廊下の先で、「逃げられるワケねーだろうがぁ!」という悪役じみた高笑いと、短い悲鳴が聞こえたから。
いざという時の為、遼平には廊下で待機してもらっていたのだが、そういえば「やりすぎないで」と釘を刺すのを忘れていた。
やっぱり追う必要があるかもしれない、と純也は心配げに扉を見やる。
「希紗ちゃん、聞こえる? こっちは予定通り済んだよ、今から遼がそっちに米田さんを連れて行くから。詳しい話、は、今ちょっと聞ける状態じゃないかもだけど……」
バキリ、ずしん、ポキッと続いていた破砕音もやがて止んで、廊下は不気味なほど静かになる。「純也くん、怪我人にあまり無体なことは……」「もっ、もちろん配慮してますのでっ」少年はこれ以上無い嘘をついた。
ソファに横たえられたまま、宮友会長は長い息を吐く。骨の浮き上がった喉から漏れる空気は頼りなく、瞼を降ろした顔は疲労で翳る。
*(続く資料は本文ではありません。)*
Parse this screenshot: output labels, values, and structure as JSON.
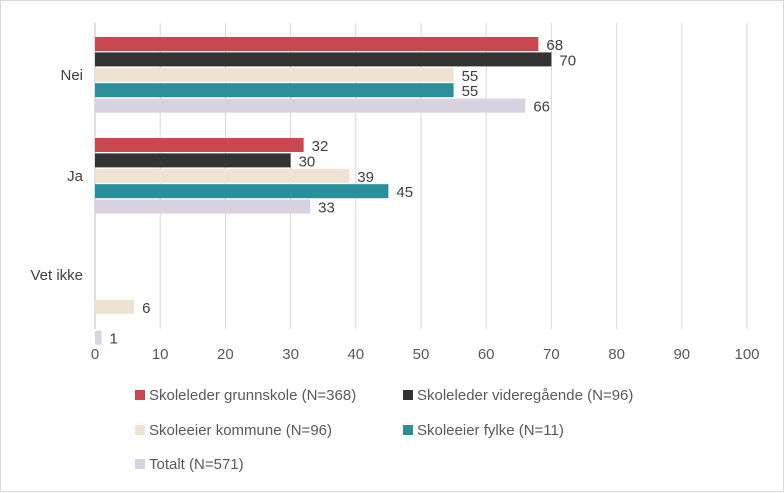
{
  "chart_data": {
    "type": "bar",
    "orientation": "horizontal",
    "categories": [
      "Nei",
      "Ja",
      "Vet ikke"
    ],
    "series": [
      {
        "name": "Skoleleder grunnskole (N=368)",
        "color": "#c9474f",
        "values": [
          68,
          32,
          null
        ]
      },
      {
        "name": "Skoleleder videregående (N=96)",
        "color": "#333333",
        "values": [
          70,
          30,
          null
        ]
      },
      {
        "name": "Skoleeier kommune (N=96)",
        "color": "#efe3d4",
        "values": [
          55,
          39,
          6
        ]
      },
      {
        "name": "Skoleeier fylke (N=11)",
        "color": "#2a8f9a",
        "values": [
          55,
          45,
          null
        ]
      },
      {
        "name": "Totalt (N=571)",
        "color": "#d9d2e0",
        "values": [
          66,
          33,
          1
        ]
      }
    ],
    "xlim": [
      0,
      100
    ],
    "xticks": [
      "0",
      "10",
      "20",
      "30",
      "40",
      "50",
      "60",
      "70",
      "80",
      "90",
      "100"
    ],
    "grid": true,
    "legend": "bottom"
  }
}
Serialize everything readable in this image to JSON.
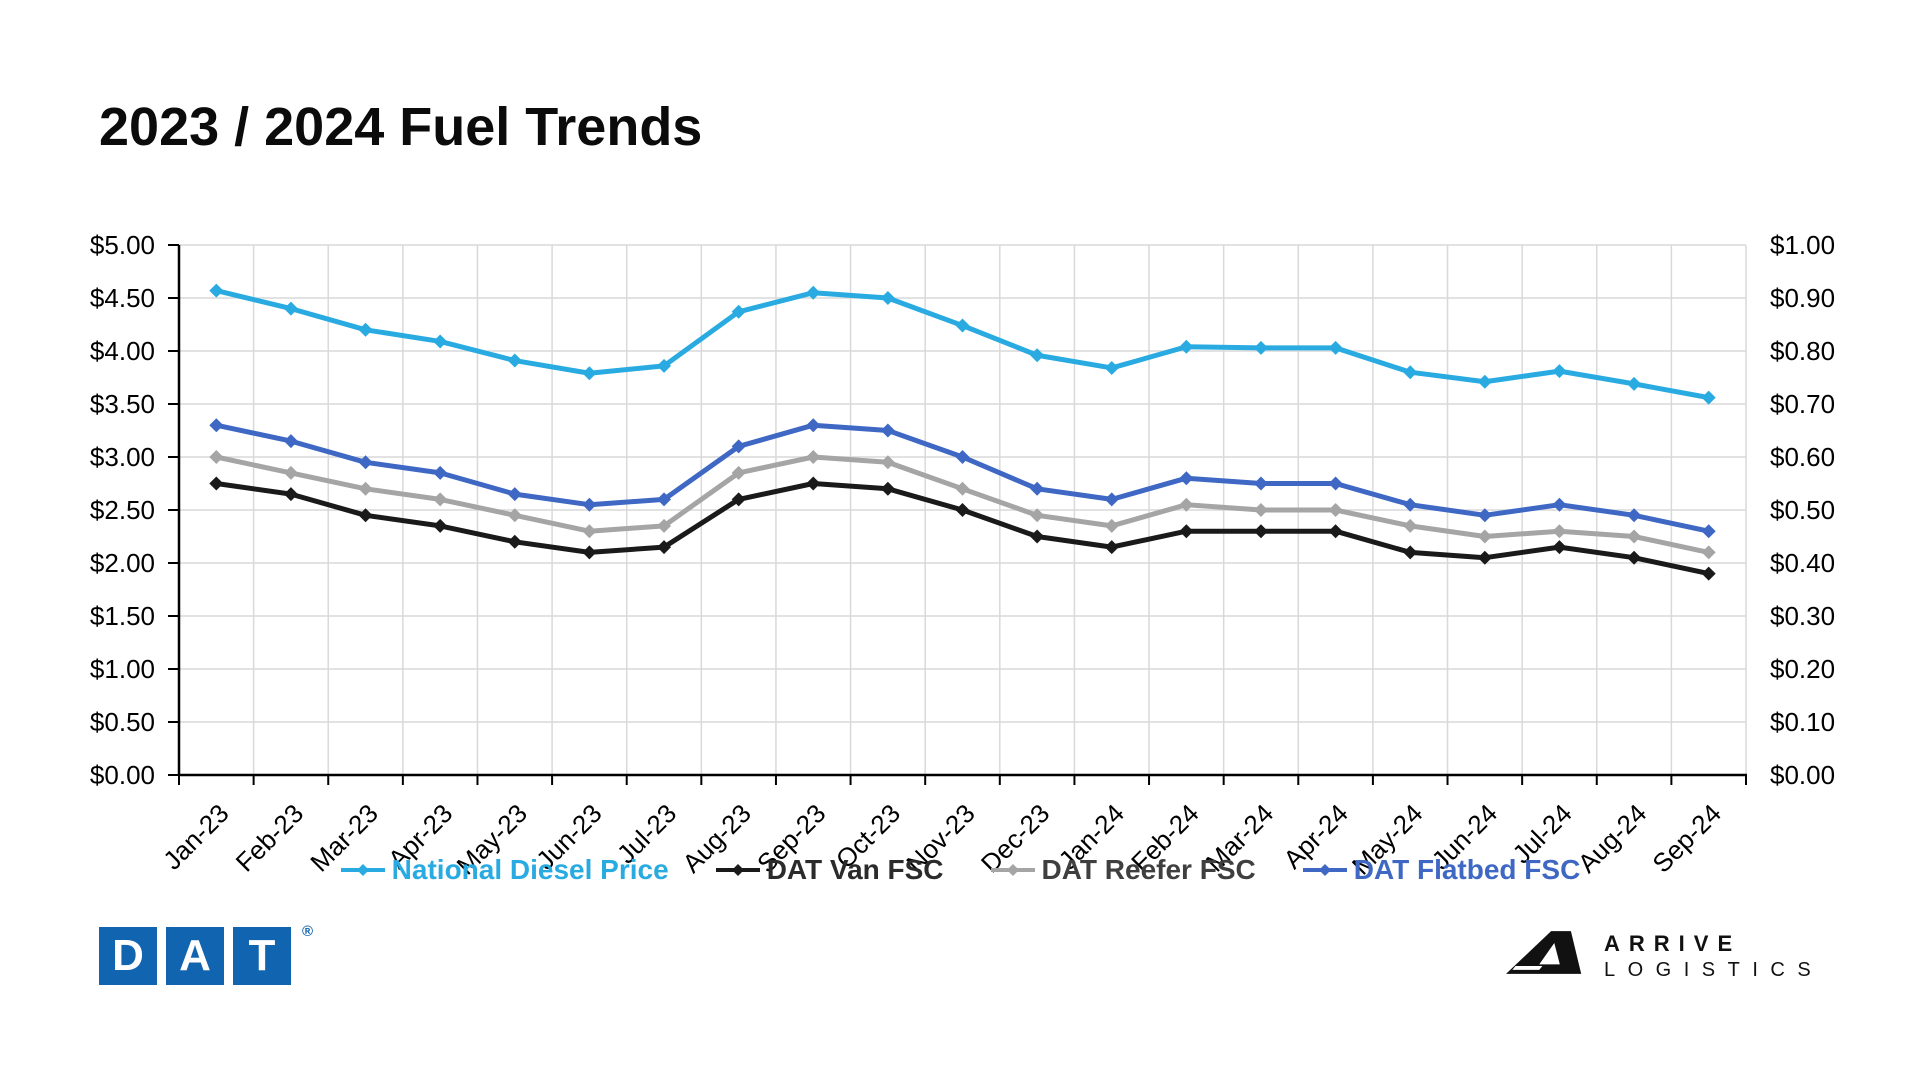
{
  "title": "2023 / 2024 Fuel Trends",
  "chart_data": {
    "type": "line",
    "title": "2023 / 2024 Fuel Trends",
    "categories": [
      "Jan-23",
      "Feb-23",
      "Mar-23",
      "Apr-23",
      "May-23",
      "Jun-23",
      "Jul-23",
      "Aug-23",
      "Sep-23",
      "Oct-23",
      "Nov-23",
      "Dec-23",
      "Jan-24",
      "Feb-24",
      "Mar-24",
      "Apr-24",
      "May-24",
      "Jun-24",
      "Jul-24",
      "Aug-24",
      "Sep-24"
    ],
    "series": [
      {
        "name": "National Diesel Price",
        "axis": "left",
        "color": "#29ABE2",
        "label_color": "#29ABE2",
        "values": [
          4.57,
          4.4,
          4.2,
          4.09,
          3.91,
          3.79,
          3.86,
          4.37,
          4.55,
          4.5,
          4.24,
          3.96,
          3.84,
          4.04,
          4.03,
          4.03,
          3.8,
          3.71,
          3.81,
          3.69,
          3.56
        ]
      },
      {
        "name": "DAT Van FSC",
        "axis": "right",
        "color": "#1A1A1A",
        "label_color": "#2B2B2B",
        "values": [
          0.55,
          0.53,
          0.49,
          0.47,
          0.44,
          0.42,
          0.43,
          0.52,
          0.55,
          0.54,
          0.5,
          0.45,
          0.43,
          0.46,
          0.46,
          0.46,
          0.42,
          0.41,
          0.43,
          0.41,
          0.38
        ]
      },
      {
        "name": "DAT Reefer FSC",
        "axis": "right",
        "color": "#A5A5A5",
        "label_color": "#3F3F3F",
        "values": [
          0.6,
          0.57,
          0.54,
          0.52,
          0.49,
          0.46,
          0.47,
          0.57,
          0.6,
          0.59,
          0.54,
          0.49,
          0.47,
          0.51,
          0.5,
          0.5,
          0.47,
          0.45,
          0.46,
          0.45,
          0.42
        ]
      },
      {
        "name": "DAT Flatbed FSC",
        "axis": "right",
        "color": "#3E68C4",
        "label_color": "#3E68C4",
        "values": [
          0.66,
          0.63,
          0.59,
          0.57,
          0.53,
          0.51,
          0.52,
          0.62,
          0.66,
          0.65,
          0.6,
          0.54,
          0.52,
          0.56,
          0.55,
          0.55,
          0.51,
          0.49,
          0.51,
          0.49,
          0.46
        ]
      }
    ],
    "left_axis": {
      "min": 0,
      "max": 5,
      "tick_step": 0.5,
      "ticks": [
        "$5.00",
        "$4.50",
        "$4.00",
        "$3.50",
        "$3.00",
        "$2.50",
        "$2.00",
        "$1.50",
        "$1.00",
        "$0.50",
        "$0.00"
      ]
    },
    "right_axis": {
      "min": 0,
      "max": 1,
      "tick_step": 0.1,
      "ticks": [
        "$1.00",
        "$0.90",
        "$0.80",
        "$0.70",
        "$0.60",
        "$0.50",
        "$0.40",
        "$0.30",
        "$0.20",
        "$0.10",
        "$0.00"
      ]
    },
    "grid": true,
    "legend_position": "bottom"
  },
  "colors": {
    "gridline": "#D9D9D9",
    "axis": "#000000",
    "background": "#FFFFFF"
  },
  "logos": {
    "dat": {
      "letters": [
        "D",
        "A",
        "T"
      ],
      "registered": "®",
      "color": "#1164AF"
    },
    "arrive": {
      "line1": "ARRIVE",
      "line2": "LOGISTICS"
    }
  }
}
「会長、ご協力頂きありがとうございました。それと、すみませんでした……」
「米田くんから話を聞き出したい、と頼まれた時はどういうことかと思ったが、まさかのぅ。しかし君が謝ることは一つもなかろう。全ては、私の目が行き届いていなかったせいじゃ」
必死にかぶりを振る少年を、老爺は優しい瞳で見やる。そこから目線を天井へ持って行き、少し考える風にして続けた。
「これにて一件落着……というわけにも、いかんのじゃろうなぁ。何か気掛かりのある顔をしておるね」
小さく肩を動揺させて、純也は「いや、その」と口ごもる。「推測でも構わんよ、君の考えを聞かせておくれ」寝台で物語を乞う子供のようなトーンとは裏腹に、会長の表情は真剣そのものだった。
「まだ……いくつかの疑問が残っているんです。会長秘書の米田さんだって、そう簡単に電気室に侵入できたはずはない。イベントの中間である今日、直接的な襲撃を仕掛けてきた意味。もしかしたら、まだ何か……誰かが……」
徐々に独白じみた声量になっていく、思考の断片。パズルのピースは既に出揃っていて、あと少しで真相に届く。酷く、嫌な予感のする真実に。
「……小太郎は。代々木小太郎とはな、幼少の頃からの友なんじゃ」
そう切り出した会長に、純也はハッと顔を上げる。老人の心境を想像して、少年の青い瞳は今にも泣きそうに歪む。が、会長の眼差しには確固たる鋭さと決意が宿っていた。
「故に小太郎のことは、私が誰よりも知っておる。
宮友会長は上半身を起こし、居ずまいを正す。眼前の警備員としっかり目を合わせてから、深々と頭を垂れた。